この連載の冒頭で説明した通り、食パンばっかり作っています。
それも400グラムの強力粉を捏ねたまんま、型に入れず、丸い食パンを焼いています。
型に入れないのは、単に邪魔臭いという理由だけです(おいおい)。
知人の結婚式の引き出物で頂いた、いや、もうちょっと厳密に言えば、引き出物のカタログギフトで注文させていただいた、強力粉500グラムレシピに対応する食パン型は所有しております。
メンテもそれほど大変というわけではないのですが……
何となく、使ったり仕舞ったりする際の「ひと手間」が、当方にとって大きな壁になっているようですね。
ということで、当方のパン作りには生地を「切り分ける」という作業がありません。
パンチしたあとに、大まかに、クルンっとひとまとめに丸めて、ハイおしまい。
「切り分け」がないどころか、あっという間に「成型」まで終わってしまいます。
通常の工程では1次発酵→ガス抜き→分割→ベンチタイム→ガス抜き→成型→2次発酵、と続きます。当方は「分割」がないのでガス抜き→成型→2次発酵となり、ベンチタイムがありません。
いや、この場合2次発酵の最初の10分位がベンチタイムにあたるのかな?
ベンチタイムの対照語はフロアタイム(floor time)です。
フロアタイムは生地を発酵させる時間のことを指しています。
どうやら、生地を入れた箱を床に置いて発酵させていたから、というのが語源のようです。
パンチして切り分けた生地を、椅子などに乗せて休ませたことからベンチタイム……といわれていますが、天邪鬼なパン大好きは、ちょっと別の解釈を考えてみました。
ベンチには椅子の連想から、国会議員の議席や裁判所の判事・裁判官という意味もあるそうです。
カンッカンッ
裁判長の木槌が緊迫した法廷の空気を切り裂いた。
「静粛に。これにて休廷する」
「異議あり!」
「異議は認めません。ベンチの裁定による休息時間は絶対です」
「くっ、ベンチタイムは覆らぬか」
若き弁護士・牛岡は右手の拳を見つめ、昼飯に向かった。
いや、妄想が違う方向にいきました。今のナシです。
ベンチには作業台、つまりワークベンチという意味もあるそうです。
とすると……もしかしたら、床の箱で発酵させていた生地を、いざ、作業台に乗せてガス抜きや分割・成型をする時間だからベンチタイムと呼ばれるようになった……違うかな?
さて、まったくもっての余談ですが、ベンチを調べていて気になったので。
パソコンの性能などを計測する「ベンチマーク」。
測量での「水準点」やそれから派生した「基準」を意味する、このbenchmarkの語源は、まさに椅子のベンチらしいのです。

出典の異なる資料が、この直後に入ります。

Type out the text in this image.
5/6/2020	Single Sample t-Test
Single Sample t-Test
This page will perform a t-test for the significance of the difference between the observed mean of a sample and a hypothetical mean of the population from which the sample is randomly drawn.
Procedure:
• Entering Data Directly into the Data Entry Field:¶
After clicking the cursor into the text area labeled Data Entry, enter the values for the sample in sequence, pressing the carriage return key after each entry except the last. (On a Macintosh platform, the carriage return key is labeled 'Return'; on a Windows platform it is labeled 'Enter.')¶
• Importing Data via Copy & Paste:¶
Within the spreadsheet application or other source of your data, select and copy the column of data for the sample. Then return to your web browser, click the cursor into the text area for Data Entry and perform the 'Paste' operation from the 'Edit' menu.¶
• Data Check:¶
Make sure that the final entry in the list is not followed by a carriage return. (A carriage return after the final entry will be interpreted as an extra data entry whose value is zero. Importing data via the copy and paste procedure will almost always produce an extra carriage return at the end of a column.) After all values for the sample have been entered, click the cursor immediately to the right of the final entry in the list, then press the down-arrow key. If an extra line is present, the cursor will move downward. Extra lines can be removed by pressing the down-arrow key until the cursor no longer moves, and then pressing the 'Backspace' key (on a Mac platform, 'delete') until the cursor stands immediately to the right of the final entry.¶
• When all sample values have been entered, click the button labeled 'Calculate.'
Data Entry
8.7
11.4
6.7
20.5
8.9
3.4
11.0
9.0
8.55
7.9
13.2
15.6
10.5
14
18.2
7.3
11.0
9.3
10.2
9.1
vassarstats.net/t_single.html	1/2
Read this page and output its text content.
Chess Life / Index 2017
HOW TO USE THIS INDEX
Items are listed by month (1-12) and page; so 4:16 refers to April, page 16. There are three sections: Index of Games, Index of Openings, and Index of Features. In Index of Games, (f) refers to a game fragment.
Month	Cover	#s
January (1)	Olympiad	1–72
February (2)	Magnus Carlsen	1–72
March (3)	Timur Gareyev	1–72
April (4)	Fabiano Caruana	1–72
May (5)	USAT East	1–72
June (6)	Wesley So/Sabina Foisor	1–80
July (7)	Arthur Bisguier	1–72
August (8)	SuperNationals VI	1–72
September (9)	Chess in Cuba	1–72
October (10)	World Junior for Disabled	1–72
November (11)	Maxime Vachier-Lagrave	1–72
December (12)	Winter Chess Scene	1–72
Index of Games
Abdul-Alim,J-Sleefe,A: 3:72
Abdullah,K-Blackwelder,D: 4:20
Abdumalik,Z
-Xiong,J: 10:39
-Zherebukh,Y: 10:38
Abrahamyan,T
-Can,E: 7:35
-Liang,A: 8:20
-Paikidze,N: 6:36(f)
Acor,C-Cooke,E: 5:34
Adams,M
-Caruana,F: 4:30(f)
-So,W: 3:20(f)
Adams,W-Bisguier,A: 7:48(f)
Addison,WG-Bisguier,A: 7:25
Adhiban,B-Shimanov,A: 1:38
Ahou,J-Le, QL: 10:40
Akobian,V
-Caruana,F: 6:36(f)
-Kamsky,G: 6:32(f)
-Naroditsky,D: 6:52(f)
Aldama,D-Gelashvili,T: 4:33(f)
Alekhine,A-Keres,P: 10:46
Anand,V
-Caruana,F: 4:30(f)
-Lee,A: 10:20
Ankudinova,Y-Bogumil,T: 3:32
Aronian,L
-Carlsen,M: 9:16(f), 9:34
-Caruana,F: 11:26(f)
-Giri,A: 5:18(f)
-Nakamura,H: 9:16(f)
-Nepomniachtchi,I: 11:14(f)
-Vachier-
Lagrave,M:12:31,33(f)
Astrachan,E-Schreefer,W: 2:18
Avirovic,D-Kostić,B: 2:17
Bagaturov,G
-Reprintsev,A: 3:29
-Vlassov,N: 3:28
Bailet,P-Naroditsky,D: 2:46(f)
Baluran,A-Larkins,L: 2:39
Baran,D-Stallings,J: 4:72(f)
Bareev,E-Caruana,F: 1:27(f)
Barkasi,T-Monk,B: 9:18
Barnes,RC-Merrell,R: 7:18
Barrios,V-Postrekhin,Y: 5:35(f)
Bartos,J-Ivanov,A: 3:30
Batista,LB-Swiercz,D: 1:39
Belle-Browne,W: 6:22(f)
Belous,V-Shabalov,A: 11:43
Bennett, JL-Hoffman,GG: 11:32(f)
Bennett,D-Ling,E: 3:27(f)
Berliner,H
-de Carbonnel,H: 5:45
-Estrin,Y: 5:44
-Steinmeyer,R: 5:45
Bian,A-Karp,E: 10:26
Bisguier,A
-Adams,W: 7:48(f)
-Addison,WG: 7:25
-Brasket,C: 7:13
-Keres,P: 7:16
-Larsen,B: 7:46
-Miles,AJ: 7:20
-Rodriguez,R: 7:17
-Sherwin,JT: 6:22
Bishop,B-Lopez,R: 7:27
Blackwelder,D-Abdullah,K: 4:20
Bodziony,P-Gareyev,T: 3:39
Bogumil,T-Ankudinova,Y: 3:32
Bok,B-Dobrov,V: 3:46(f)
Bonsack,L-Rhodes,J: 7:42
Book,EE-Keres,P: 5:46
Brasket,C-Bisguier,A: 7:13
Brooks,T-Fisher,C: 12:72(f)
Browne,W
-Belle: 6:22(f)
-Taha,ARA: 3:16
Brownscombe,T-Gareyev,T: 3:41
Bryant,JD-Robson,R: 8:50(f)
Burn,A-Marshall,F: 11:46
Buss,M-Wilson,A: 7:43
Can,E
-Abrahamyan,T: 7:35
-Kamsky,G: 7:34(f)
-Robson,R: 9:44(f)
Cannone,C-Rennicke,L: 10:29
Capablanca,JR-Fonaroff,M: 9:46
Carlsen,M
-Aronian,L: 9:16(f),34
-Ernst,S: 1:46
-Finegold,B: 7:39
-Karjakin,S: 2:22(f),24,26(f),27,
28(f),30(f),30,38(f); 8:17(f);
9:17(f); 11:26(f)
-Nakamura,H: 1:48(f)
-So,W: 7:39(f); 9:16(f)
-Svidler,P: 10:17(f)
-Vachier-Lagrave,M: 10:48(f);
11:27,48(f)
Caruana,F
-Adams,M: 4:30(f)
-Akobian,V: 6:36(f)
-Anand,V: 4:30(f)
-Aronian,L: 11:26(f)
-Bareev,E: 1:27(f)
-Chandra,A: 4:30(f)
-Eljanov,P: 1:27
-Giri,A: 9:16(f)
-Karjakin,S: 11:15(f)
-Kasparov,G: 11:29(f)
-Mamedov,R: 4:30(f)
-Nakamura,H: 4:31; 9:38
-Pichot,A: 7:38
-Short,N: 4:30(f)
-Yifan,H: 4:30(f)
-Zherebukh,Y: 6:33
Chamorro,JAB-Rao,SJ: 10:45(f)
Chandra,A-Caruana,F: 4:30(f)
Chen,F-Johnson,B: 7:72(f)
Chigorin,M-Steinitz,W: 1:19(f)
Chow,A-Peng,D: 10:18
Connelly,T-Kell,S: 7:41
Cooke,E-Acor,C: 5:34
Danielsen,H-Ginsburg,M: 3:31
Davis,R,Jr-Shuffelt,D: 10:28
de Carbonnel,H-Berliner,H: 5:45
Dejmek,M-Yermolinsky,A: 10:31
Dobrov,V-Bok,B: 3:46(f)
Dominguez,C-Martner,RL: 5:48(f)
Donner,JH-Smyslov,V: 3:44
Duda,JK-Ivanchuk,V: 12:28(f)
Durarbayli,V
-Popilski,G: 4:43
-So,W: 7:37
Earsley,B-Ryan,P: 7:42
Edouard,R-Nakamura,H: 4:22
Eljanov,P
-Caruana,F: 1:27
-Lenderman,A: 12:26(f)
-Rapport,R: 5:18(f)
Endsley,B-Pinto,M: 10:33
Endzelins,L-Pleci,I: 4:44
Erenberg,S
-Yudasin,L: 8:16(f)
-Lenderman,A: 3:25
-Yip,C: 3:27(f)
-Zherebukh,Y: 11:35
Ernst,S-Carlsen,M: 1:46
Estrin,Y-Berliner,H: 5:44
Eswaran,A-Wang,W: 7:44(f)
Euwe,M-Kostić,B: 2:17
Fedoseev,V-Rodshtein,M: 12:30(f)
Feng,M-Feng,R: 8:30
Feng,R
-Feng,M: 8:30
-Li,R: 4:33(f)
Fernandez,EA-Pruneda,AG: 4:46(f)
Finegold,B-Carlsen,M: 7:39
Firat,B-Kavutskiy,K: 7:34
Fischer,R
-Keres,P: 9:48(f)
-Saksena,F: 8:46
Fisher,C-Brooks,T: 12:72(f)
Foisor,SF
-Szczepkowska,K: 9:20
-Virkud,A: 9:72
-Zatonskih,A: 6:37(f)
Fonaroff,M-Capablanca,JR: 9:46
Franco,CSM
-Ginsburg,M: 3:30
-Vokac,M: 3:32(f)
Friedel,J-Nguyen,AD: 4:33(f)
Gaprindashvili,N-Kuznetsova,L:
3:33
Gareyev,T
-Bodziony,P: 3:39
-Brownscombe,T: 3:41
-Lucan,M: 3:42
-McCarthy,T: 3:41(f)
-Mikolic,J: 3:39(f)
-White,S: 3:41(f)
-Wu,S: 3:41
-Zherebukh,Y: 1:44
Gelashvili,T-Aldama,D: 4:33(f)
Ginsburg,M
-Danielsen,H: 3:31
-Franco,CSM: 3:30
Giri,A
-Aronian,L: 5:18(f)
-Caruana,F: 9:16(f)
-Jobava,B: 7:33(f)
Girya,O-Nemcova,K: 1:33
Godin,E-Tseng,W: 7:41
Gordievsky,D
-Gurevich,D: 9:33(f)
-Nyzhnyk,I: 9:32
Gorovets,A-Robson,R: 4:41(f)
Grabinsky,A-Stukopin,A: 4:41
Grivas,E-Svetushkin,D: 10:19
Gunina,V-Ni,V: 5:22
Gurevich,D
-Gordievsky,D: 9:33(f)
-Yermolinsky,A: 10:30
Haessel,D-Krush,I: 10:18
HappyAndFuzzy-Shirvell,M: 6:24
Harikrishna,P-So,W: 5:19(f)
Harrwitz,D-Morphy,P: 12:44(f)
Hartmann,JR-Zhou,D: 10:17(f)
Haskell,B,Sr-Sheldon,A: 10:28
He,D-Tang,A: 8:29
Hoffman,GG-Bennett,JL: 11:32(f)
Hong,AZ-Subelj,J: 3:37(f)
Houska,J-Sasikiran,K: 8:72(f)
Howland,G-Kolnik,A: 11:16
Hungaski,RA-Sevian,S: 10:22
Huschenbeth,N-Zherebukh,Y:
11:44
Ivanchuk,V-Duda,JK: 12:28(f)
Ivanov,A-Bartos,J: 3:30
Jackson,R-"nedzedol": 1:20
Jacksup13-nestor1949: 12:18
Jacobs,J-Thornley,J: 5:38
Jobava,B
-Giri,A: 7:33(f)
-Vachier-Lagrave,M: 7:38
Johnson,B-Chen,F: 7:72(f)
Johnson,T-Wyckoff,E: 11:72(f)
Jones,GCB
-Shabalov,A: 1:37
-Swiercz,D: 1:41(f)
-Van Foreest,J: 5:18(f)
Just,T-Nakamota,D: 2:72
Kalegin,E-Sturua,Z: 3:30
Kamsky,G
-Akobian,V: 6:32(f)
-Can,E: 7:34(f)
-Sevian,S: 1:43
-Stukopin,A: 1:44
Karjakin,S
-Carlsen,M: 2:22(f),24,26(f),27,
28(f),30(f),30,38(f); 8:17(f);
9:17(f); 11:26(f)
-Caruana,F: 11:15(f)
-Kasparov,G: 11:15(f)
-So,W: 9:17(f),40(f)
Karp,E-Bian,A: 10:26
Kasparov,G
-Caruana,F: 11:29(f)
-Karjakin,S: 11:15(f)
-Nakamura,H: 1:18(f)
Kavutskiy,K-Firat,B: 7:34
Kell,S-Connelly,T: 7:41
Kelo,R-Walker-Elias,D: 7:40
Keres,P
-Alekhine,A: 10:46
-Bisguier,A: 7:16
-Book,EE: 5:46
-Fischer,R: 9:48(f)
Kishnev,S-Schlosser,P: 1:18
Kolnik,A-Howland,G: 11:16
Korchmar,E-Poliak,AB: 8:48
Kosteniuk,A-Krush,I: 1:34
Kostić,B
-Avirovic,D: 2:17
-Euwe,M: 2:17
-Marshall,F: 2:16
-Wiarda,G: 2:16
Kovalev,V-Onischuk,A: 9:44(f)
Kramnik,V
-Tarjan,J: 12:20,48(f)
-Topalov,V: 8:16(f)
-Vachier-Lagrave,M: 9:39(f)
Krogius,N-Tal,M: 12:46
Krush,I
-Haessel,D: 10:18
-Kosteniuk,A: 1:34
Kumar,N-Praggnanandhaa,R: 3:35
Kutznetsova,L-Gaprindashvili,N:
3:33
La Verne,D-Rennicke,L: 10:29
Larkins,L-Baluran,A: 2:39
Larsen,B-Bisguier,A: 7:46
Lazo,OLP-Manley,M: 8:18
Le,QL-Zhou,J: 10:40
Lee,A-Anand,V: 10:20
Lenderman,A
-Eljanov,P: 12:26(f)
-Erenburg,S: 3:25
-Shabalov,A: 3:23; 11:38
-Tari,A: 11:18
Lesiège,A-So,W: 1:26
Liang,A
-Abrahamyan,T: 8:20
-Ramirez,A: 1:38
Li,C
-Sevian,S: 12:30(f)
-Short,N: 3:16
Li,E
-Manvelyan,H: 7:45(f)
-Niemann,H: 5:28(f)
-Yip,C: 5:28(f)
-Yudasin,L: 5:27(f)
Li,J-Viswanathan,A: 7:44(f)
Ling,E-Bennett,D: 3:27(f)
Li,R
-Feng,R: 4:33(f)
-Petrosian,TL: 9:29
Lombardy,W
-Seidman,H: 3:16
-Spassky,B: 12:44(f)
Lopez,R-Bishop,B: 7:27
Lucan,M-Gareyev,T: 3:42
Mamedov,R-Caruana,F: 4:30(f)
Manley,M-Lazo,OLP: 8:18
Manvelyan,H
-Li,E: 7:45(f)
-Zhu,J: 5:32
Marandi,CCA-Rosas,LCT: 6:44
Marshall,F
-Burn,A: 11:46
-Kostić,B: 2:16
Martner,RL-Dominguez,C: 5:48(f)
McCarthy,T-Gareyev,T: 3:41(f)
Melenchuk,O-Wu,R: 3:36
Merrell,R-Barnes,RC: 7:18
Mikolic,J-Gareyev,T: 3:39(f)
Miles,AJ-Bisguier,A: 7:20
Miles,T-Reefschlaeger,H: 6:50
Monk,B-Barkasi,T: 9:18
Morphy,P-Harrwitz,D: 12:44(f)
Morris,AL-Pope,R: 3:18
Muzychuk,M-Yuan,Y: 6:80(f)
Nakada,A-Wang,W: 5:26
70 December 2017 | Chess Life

それは、海外で歴史的に使われていた水準点の表記が「不」の字のようだから。
……と書いてもワケわからないですね。図示いたしましょう。
矢の外見に似ているから→↓←↑を「矢印」と呼ぶのと同じように、ベンチマークの外見から「椅子印」と呼ばれるようになったらしいのです。いやはや、意外な発見でした。